Apr 26, 2018
Great season, technology has winegrapes grower beaming

Spirits are high this harvest at northwest Michigan’s Black Star Farms. Owners say they took in the best harvest in memory and purchased a thermo-vinification device to bring the best out of Midwestern winegrapes.

“This was by far the best year we’ve ever had,” said part-owner Kerm Campbell, who has been growing since the early 1990s. There was almost no disease pressure, and the weather was mild.

The season started well at the end of May and early June with a good fruit set.

“The season was strange,” Campbell said. “It was cool all summer … and then, sometime in September, temperatures went up into the 80s.”

The unseasonably warm weather lasted for six weeks, running into October, and Campbell was able to see almost all of the grapes ripen before harvest.

He harvested about 5 tons of white grapes to the acre, and 3.5 tons of red grapes to the acre – roughly 50 to 75 percent more grapes per acre than in an average year. Last year was average, he said, and the two previous years, 2013-2014 were bad because of cold weather.

Campbell finished harvesting his grapes Nov. 8, and said all indications were pointing toward a good vintage.

“We can tell a lot about it by the taste of the grapes,” he said. But “we won’t really know until we’ve fermented the grapes and have some time in the tank (and) barrels.”

Head Winemaker Lee Lutes shows off a thermovinification device that’s supposed to bring out the best from Midwestern winegrapes. Photos: Black Star Farms

Bringing out the best

Black Star Farms this year invested in a new piece of machinery owners hope will improve the quality of their wine.

The company in July unveiled Flash Détente, a thermovinification system intended to mitigate the effects of widely swinging weather variables often experienced in Michigan. Black Star said it’s the first winemaker in Michigan to have the equipment, which is supposed to minimize the negative components such as harsh tannins and less developed flavors and colors, while producing better quality red wine.

“To say this is a new era in red wine making for Michigan might be a stretch, but I’ve not seen as much optimism from my fellow winemakers since our last ‘great’ vintage, which was back in 2012,” said Black Star Farms Head Winemaker Lee Lutes. “It is my hope that with this tool we won’t have to wait five more years for the vines to give us what we need to make delicious reds.”

Widely used in Europe, South America and Australia for 20 years, the technology is relatively new to the U.S., having been introduced in California in 2009.

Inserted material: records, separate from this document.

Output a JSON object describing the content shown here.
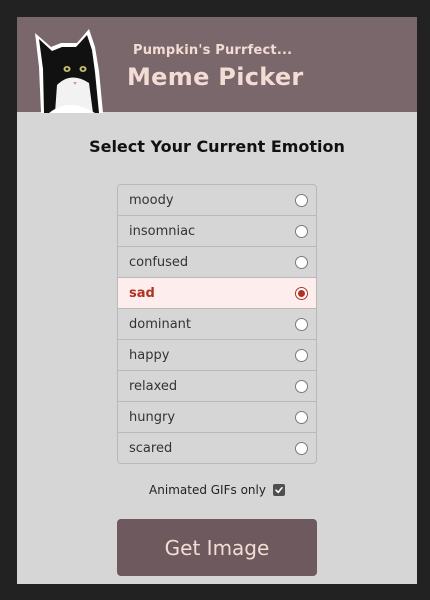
{
  "header": {
    "subtitle": "Pumpkin's Purrfect...",
    "title": "Meme Picker",
    "logo_icon": "cat-photo-icon"
  },
  "prompt": "Select Your Current Emotion",
  "emotions": [
    {
      "label": "moody",
      "selected": false
    },
    {
      "label": "insomniac",
      "selected": false
    },
    {
      "label": "confused",
      "selected": false
    },
    {
      "label": "sad",
      "selected": true
    },
    {
      "label": "dominant",
      "selected": false
    },
    {
      "label": "happy",
      "selected": false
    },
    {
      "label": "relaxed",
      "selected": false
    },
    {
      "label": "hungry",
      "selected": false
    },
    {
      "label": "scared",
      "selected": false
    }
  ],
  "gifs_only": {
    "label": "Animated GIFs only",
    "checked": true
  },
  "button": {
    "label": "Get Image"
  },
  "colors": {
    "background": "#222222",
    "card": "#d6d6d6",
    "header": "#7a676b",
    "accent_text": "#f3dcd4",
    "selected_bg": "#fdedec",
    "selected_text": "#b03226",
    "button": "#6e5a5e"
  }
}
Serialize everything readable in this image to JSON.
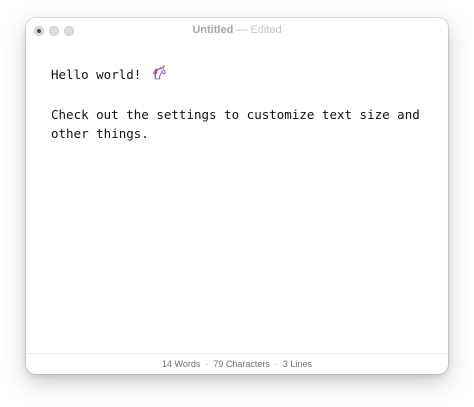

Crushed and de-stemmed grapes go into the machine, where skins and juice are heated to 180˚ F for one minute or less. During this minute, the skins enter a vacuum chamber where skin cells are ruptured and release color constituents. Desirable color components are extracted from the skins, while harsh tannins are minimized. The unit owned by the Winery at Black Star Farms can process 5 tons of grapes in one hour.

Lutes, the winemaker, has begun to experiment with using the device on red and white winegrapes. “We’ll be sampling wine from the same vineyard, some grapes side by side,” Lutes said. “One will have gone through the flash and the other will not.”

A regional wave

Campbell has about 110 acres of his own producing vineyards, called A Capella Farms, which supplies the majority of the juice for the Black Star Farms label. Other owners of the co-op together grow about 70-80 acres of winegrapes, allowing the ownership group to control nearly all of the fruit used for winemaking. The group produces about 30,000 to 35,000 cases of wine a year.

Black Star Farms itself includes an inn, wine tasting room, shop, restaurant, petting zoo and equestrian facility on a 160-acre estate.

Northwest Michigan had 1,680 acres of grapes under cultivation in 2016. Most of the state’s grapes – 11,000 acres – are grown in southwest Michigan’s Berrien and Van Buren counties, but much of those grapes in the southwest region are Concord grapes grown for the table, juice or processing markets.

In both lakeshore regions, Lake Michigan plays a vital role in moderating the weather, with relatively warm winds in the winter and cooling winds during summer nights. Cool summer nights, Campbell said, are vital to production of Michigan’s white wines.

As far as he can tell, his neighbors also had a good harvest.

“Certainly, northwest Michigan has had a bumper,” Campbell said.

– Stephen Kloosterman, FGN Assistant Editor

Top photo: An inn, restaurant and event spaces are located on Black Star’s property near Suttons Bay, Michigan.